5. Aside from all of the crazy, tyrannical stories that you hear (which I happen to love), the fact of the matter is that Don Van Vliet was an innovator. He really did influence and pave the way for a slew of artists to follow and was unashamedly experimental. He also wore his own influences proudly on his sleeve, lifting his vocal style from heroes like Howlin’ Wolf and Robert Johnson.
And here’s another 3 reasons why you should love Captain Beefheart too:
Captain Beefheart’s Ten Commandments of Guitar Playing: ‘Your guitar is not really a guitar’
Captain Beefheart hired Moris Tepper to be his full-time guitarist in 1976, a position he held until the Captain’s retirement in 1982. Along the way he imparted these handy guitar tips:
1. Listen to the birds.
That’s where all the music comes from. Birds know everything about how it should sound and where that sound should come from. And watch hummingbirds. They fly really fast, but a lot of times they aren’t going anywhere.
2. Your guitar is not really a guitar.
Your guitar is a divining rod. Use it to find spirits in the other world and bring them over. A guitar is also a fishing rod. If you’re good, you’ll land a big one.
3. Practice in front of a bush.
Wait until the moon is out, then go outside, eat a multi-grained bread and play your guitar to a bush. If the bush doesn’t shake, eat another piece of bread.
4. Walk with the devil.
Old Delta blues players referred to guitar amplifiers as the “devil box.” And they were right. You have to be an equal opportunity employer in terms of who you’re brining over from the other side. Electricity attracts devils and demons. Other instruments attract other spirits. An acoustic guitar attracts Casper. A mandolin attracts Wendy. But an electric guitar attracts Beelzebub.
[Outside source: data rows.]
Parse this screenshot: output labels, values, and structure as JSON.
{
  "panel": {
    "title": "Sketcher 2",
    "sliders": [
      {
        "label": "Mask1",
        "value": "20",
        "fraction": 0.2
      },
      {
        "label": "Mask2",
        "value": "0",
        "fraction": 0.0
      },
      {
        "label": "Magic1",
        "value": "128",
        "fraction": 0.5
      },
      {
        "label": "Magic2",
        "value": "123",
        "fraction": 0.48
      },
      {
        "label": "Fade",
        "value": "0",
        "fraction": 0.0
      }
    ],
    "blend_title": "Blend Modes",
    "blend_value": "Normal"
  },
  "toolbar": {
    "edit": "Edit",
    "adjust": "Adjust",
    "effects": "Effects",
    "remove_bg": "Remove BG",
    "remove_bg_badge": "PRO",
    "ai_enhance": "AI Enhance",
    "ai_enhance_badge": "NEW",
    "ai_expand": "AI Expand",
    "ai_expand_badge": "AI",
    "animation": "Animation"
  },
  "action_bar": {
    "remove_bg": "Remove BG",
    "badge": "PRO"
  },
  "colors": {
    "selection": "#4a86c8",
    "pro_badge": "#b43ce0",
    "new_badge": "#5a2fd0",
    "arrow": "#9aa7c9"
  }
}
5. If you’re guilty of thinking, you’re out.
If your brain is part of the process, you’re missing it. You should play like a drowning man, struggling to reach shore. If you can trap that feeling, then you have something that is fur bearing.
6. Never point your guitar at anyone.
Your instrument has more clout than lightning. Just hit a big chord then run outside to hear it. But make sure you are not standing in an open field.
7. Always carry a church key.
That’s your key-man clause. Like One String Sam. He’s one. He was a Detroit street musician who played in the fifties on a homemade instrument. His song “I Need a Hundred Dollars” is warm pie. Another key to the church is Hubert Sumlin, Howlin’ Wolf’s guitar player. He just stands there like the Statue of Liberty—making you want to look up her dress the whole time to see how he’s doing it.
8. Don’t wipe the sweat off your instrument.
You need that stink on there. Then you have to get that stink onto your music.
9. Keep your guitar in a dark place.
When you’re not playing your guitar, cover it and keep it in a dark place. If you don’t play your guitar for more than a day, be sure you put a saucer of water in with it.
10. You gotta have a hood for your engine.
Keep that hat on. A hat is a pressure cooker. If you have a roof on your house, the hot air can’t escape. Even a lima bean has to have a piece of wet paper around it to make it grow.